I've sat for more than an hour now and I don't understand how I'm supposed to solve the task below.
$\{\forall x(P(x) \land Q(x)), \exists x\neg P(x)\} \vdash \exists x \neg Q(x) $
So I'm a bit confused if I'm supposed to use RAA or $\neg$ introduction when solving this using natural deduction.
$$
\dfrac{\exists x \, \lnot P(x) \qquad \dfrac{\dfrac{\dfrac{\,?\,}{\bot}}{\lnot Q(u)}}{\exists x \, \lnot Q(x)}\exists_i}{\exists x \, \lnot Q(x)}\exists_e^*
$$
So, I do know that if I extract $P(x)$ and $\neg P(x)$ it will result in a $\bot$, but that's about it.

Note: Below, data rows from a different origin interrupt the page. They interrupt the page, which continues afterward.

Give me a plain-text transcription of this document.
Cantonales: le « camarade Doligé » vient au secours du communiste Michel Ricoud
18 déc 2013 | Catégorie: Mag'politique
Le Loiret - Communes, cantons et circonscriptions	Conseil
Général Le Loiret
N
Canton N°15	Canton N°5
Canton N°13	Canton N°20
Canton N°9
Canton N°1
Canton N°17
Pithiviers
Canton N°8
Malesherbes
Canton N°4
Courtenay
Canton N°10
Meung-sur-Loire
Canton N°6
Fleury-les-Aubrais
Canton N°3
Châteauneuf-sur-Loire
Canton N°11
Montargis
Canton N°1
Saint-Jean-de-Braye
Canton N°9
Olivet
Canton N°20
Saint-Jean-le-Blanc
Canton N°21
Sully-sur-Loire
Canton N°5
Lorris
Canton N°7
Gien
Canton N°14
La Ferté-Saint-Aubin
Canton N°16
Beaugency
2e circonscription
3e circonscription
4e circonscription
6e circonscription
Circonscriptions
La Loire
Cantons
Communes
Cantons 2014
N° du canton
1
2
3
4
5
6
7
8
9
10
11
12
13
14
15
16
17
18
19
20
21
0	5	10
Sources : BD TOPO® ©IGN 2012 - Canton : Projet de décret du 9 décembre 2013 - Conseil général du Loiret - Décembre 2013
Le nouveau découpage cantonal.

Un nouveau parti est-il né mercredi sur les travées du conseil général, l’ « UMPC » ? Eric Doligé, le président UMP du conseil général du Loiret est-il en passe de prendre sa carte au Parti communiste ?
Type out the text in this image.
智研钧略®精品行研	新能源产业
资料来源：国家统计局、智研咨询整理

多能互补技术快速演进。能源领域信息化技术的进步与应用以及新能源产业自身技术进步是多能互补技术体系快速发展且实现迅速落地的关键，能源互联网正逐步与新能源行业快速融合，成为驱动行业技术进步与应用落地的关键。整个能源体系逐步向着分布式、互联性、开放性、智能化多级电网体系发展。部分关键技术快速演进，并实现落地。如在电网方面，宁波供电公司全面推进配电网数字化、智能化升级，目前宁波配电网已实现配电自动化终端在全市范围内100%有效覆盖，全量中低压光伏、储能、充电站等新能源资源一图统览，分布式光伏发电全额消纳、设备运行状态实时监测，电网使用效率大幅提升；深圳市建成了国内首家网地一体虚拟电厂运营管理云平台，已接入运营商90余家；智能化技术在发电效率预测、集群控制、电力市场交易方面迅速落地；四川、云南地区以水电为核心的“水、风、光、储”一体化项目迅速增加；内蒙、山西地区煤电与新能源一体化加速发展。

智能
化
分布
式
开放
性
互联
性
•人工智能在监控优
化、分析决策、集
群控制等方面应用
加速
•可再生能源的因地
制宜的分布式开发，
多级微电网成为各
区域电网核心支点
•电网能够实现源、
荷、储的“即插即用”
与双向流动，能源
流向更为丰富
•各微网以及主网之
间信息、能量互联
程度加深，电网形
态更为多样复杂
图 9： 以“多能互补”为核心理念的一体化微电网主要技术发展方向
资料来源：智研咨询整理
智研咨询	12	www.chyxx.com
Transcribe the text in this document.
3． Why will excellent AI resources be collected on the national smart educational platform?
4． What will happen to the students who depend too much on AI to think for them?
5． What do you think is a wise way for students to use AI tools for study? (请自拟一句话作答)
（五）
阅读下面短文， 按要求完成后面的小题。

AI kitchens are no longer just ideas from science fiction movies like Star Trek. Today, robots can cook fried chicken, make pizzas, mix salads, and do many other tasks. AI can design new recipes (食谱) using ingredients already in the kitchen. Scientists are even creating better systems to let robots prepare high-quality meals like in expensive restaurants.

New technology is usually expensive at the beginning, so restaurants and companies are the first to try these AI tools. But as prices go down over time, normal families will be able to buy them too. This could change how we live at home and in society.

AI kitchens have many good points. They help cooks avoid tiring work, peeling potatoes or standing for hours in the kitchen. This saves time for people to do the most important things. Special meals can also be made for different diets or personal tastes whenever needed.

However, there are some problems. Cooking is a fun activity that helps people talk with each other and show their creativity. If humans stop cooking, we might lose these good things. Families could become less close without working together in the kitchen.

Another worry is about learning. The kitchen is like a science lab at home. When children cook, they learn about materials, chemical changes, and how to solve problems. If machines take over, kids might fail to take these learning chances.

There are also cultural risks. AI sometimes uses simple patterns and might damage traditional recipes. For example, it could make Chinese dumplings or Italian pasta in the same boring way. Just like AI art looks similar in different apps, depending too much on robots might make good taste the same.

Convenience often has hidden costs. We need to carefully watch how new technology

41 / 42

Any help is greatly appreciated!
Best Answer
The premises $\forall x (P(x) \land Q(x))$ and $\exists x \, \lnot P(x)$ are contradictory, so according to the principle of explosion (which corresponds to the rule $\bot_e$, a.k.a. ex falso quodlibet in natural deduction) from them you can derive everything, in particular $\exists x \, \lnot Q(x)$, as showed by the following derivation.
$$ \dfrac{\exists x \, \lnot P(x) \qquad \dfrac{\dfrac{[\lnot P(x)]^* \qquad \dfrac{\dfrac{\forall x (P(x) \land Q(x))}{P(x) \land Q(x)}\forall_e}{P(x)}\land_e}{\bot}\lnot_e}{\exists x \, \lnot Q(x)}\bot_e}{\exists x \, \lnot Q(x)}\exists_e^* $$
Note that there is no need for the rules RAA and $\lnot_i$.